I took it over to Allie’s and we got to indigo dyeing each end about 12″ up, giving it a cool ombre/splashing waves effect. The double gauze soaked up the dye like gangbusters, but the silver dots retained their metallic sheen. I thought that maybe I’d turn it into a skirt, making the dyed part the bottom hem.
But when I got home, I noticed a piece of fabric that had been sitting on my table for four months: a remnant of Hermes wool and linen voile that my sister got me as a souvenir from a trip she took to Paris. I’d been saving it for a rainy day, and the blue matched the indigo dye in the double gauze perfectly. JACKPOT!
I thought it might be cool to design a bit of a retro-inspired dress with this modern fabric combo, something like Roman Holiday meets Project Runway. I turned to a book I’d recently received for my birthday: Sew Many Dresses, Sew Little Time (affiliate link!).
Though this isn’t a book review post, let me just say that this book is awesome. I’m calling it modular fashion design: a bunch of bodices and skirts and collars and sleeve styles that you can mix and match (with some slight modifications for each) to create your own garment. I think it’s an awesome transition for someone at my sewing level: able to follow most sewing directions easily, but not quite at the point where I feel comfortable drafting my own patterns. I added cap sleeves to the lined classic bodice and created a gathered, calf-length “dirndl” skirt with my double gauze. After making a muslin, I also found that I needed to add a couple of extra darts to the back neckline to get rid of some gapping.
My biggest challenge in this garment was adding the invisible zipper to the middle of the back skirt, where there was no seam line (my seams were on the sides as I had to sew two pieces of fabric together). I had to cut into the skirt once it was sewn on, which was terrifying.

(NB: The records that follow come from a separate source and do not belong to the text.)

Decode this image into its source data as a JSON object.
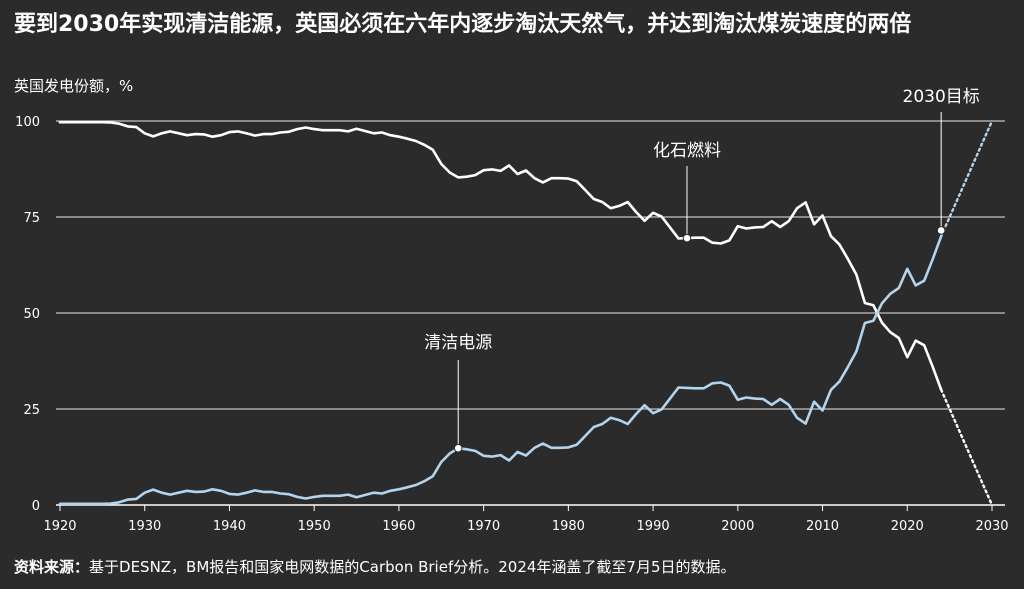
{
  "title": "要到2030年实现清洁能源，英国必须在六年内逐步淘汰天然气，并达到淘汰煤炭速度的两倍",
  "subtitle": "英国发电份额，%",
  "source": {
    "label": "资料来源：",
    "text": "基于DESNZ，BM报告和国家电网数据的Carbon Brief分析。2024年涵盖了截至7月5日的数据。"
  },
  "colors": {
    "background": "#2b2b2b",
    "fossil": "#ffffff",
    "clean": "#b3d4ec",
    "grid": "#ffffff"
  },
  "chart_data": {
    "type": "line",
    "title": "要到2030年实现清洁能源，英国必须在六年内逐步淘汰天然气，并达到淘汰煤炭速度的两倍",
    "ylabel": "英国发电份额，%",
    "xlim": [
      1920,
      2030
    ],
    "ylim": [
      0,
      100
    ],
    "x_ticks": [
      1920,
      1930,
      1940,
      1950,
      1960,
      1970,
      1980,
      1990,
      2000,
      2010,
      2020,
      2030
    ],
    "y_ticks": [
      0,
      25,
      50,
      75,
      100
    ],
    "grid": "horizontal",
    "annotations": [
      {
        "text": "化石燃料",
        "x": 1994,
        "y": 69.5,
        "series": "fossil"
      },
      {
        "text": "清洁电源",
        "x": 1967,
        "y": 14.8,
        "series": "clean"
      },
      {
        "text": "2030目标",
        "x": 2024,
        "y": 71.5,
        "series": "clean"
      }
    ],
    "series": [
      {
        "key": "fossil",
        "name": "化石燃料",
        "x": [
          1920,
          1921,
          1922,
          1923,
          1924,
          1925,
          1926,
          1927,
          1928,
          1929,
          1930,
          1931,
          1932,
          1933,
          1934,
          1935,
          1936,
          1937,
          1938,
          1939,
          1940,
          1941,
          1942,
          1943,
          1944,
          1945,
          1946,
          1947,
          1948,
          1949,
          1950,
          1951,
          1952,
          1953,
          1954,
          1955,
          1956,
          1957,
          1958,
          1959,
          1960,
          1961,
          1962,
          1963,
          1964,
          1965,
          1966,
          1967,
          1968,
          1969,
          1970,
          1971,
          1972,
          1973,
          1974,
          1975,
          1976,
          1977,
          1978,
          1979,
          1980,
          1981,
          1982,
          1983,
          1984,
          1985,
          1986,
          1987,
          1988,
          1989,
          1990,
          1991,
          1992,
          1993,
          1994,
          1995,
          1996,
          1997,
          1998,
          1999,
          2000,
          2001,
          2002,
          2003,
          2004,
          2005,
          2006,
          2007,
          2008,
          2009,
          2010,
          2011,
          2012,
          2013,
          2014,
          2015,
          2016,
          2017,
          2018,
          2019,
          2020,
          2021,
          2022,
          2023,
          2024
        ],
        "values": [
          99.7,
          99.7,
          99.7,
          99.7,
          99.7,
          99.7,
          99.6,
          99.3,
          98.6,
          98.4,
          96.8,
          96.0,
          96.8,
          97.3,
          96.8,
          96.3,
          96.6,
          96.5,
          95.9,
          96.3,
          97.1,
          97.3,
          96.8,
          96.2,
          96.6,
          96.6,
          97.0,
          97.2,
          97.9,
          98.3,
          97.9,
          97.6,
          97.6,
          97.6,
          97.3,
          98.0,
          97.4,
          96.8,
          97.0,
          96.3,
          95.9,
          95.4,
          94.8,
          93.8,
          92.5,
          88.8,
          86.6,
          85.3,
          85.5,
          85.9,
          87.2,
          87.4,
          87.0,
          88.4,
          86.2,
          87.1,
          85.1,
          84.0,
          85.1,
          85.1,
          85.0,
          84.3,
          82.0,
          79.7,
          78.9,
          77.3,
          77.9,
          78.9,
          76.3,
          74.0,
          76.1,
          75.1,
          72.3,
          69.4,
          69.5,
          69.6,
          69.6,
          68.3,
          68.1,
          68.9,
          72.6,
          72.0,
          72.3,
          72.4,
          73.9,
          72.4,
          73.9,
          77.3,
          78.8,
          73.1,
          75.4,
          70.0,
          67.8,
          64.0,
          60.0,
          52.6,
          52.0,
          47.5,
          45.0,
          43.5,
          38.5,
          42.8,
          41.6,
          36.0,
          30.0
        ]
      },
      {
        "key": "clean",
        "name": "清洁电源",
        "x": [
          1920,
          1921,
          1922,
          1923,
          1924,
          1925,
          1926,
          1927,
          1928,
          1929,
          1930,
          1931,
          1932,
          1933,
          1934,
          1935,
          1936,
          1937,
          1938,
          1939,
          1940,
          1941,
          1942,
          1943,
          1944,
          1945,
          1946,
          1947,
          1948,
          1949,
          1950,
          1951,
          1952,
          1953,
          1954,
          1955,
          1956,
          1957,
          1958,
          1959,
          1960,
          1961,
          1962,
          1963,
          1964,
          1965,
          1966,
          1967,
          1968,
          1969,
          1970,
          1971,
          1972,
          1973,
          1974,
          1975,
          1976,
          1977,
          1978,
          1979,
          1980,
          1981,
          1982,
          1983,
          1984,
          1985,
          1986,
          1987,
          1988,
          1989,
          1990,
          1991,
          1992,
          1993,
          1994,
          1995,
          1996,
          1997,
          1998,
          1999,
          2000,
          2001,
          2002,
          2003,
          2004,
          2005,
          2006,
          2007,
          2008,
          2009,
          2010,
          2011,
          2012,
          2013,
          2014,
          2015,
          2016,
          2017,
          2018,
          2019,
          2020,
          2021,
          2022,
          2023,
          2024
        ],
        "values": [
          0.3,
          0.3,
          0.3,
          0.3,
          0.3,
          0.3,
          0.4,
          0.7,
          1.4,
          1.6,
          3.2,
          4.0,
          3.2,
          2.7,
          3.2,
          3.7,
          3.4,
          3.5,
          4.1,
          3.7,
          2.9,
          2.7,
          3.2,
          3.8,
          3.4,
          3.4,
          3.0,
          2.8,
          2.1,
          1.7,
          2.1,
          2.4,
          2.4,
          2.4,
          2.7,
          2.0,
          2.6,
          3.2,
          3.0,
          3.7,
          4.1,
          4.6,
          5.2,
          6.2,
          7.5,
          11.2,
          13.4,
          14.8,
          14.5,
          14.1,
          12.8,
          12.6,
          13.0,
          11.6,
          13.8,
          12.9,
          14.9,
          16.0,
          14.9,
          14.9,
          15.0,
          15.7,
          18.0,
          20.3,
          21.1,
          22.7,
          22.1,
          21.1,
          23.7,
          26.0,
          23.9,
          24.9,
          27.7,
          30.6,
          30.5,
          30.4,
          30.4,
          31.7,
          31.9,
          31.1,
          27.4,
          28.0,
          27.7,
          27.6,
          26.1,
          27.6,
          26.1,
          22.7,
          21.2,
          26.9,
          24.6,
          30.0,
          32.2,
          36.0,
          40.0,
          47.4,
          48.0,
          52.5,
          55.0,
          56.5,
          61.5,
          57.2,
          58.4,
          64.0,
          70.0
        ]
      }
    ],
    "projections": [
      {
        "series": "fossil",
        "x": [
          2024,
          2030
        ],
        "values": [
          30.0,
          0
        ]
      },
      {
        "series": "clean",
        "x": [
          2024,
          2030
        ],
        "values": [
          70.0,
          100
        ]
      }
    ]
  }
}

There are a few minor hiccups back there, but pressing them out helped a lot.
Overall, I am SO HAPPY with how this dress turned out. I feel like it’s so classy but fun and cool, and I could wear it out for a date or to a wedding with no reservations whatsoever. I’m also really excited to try some more pattern designing (and indigo dyeing!) now that I have a bodice pattern that fits me like a glove.
Have you experimented with indigo dyeing?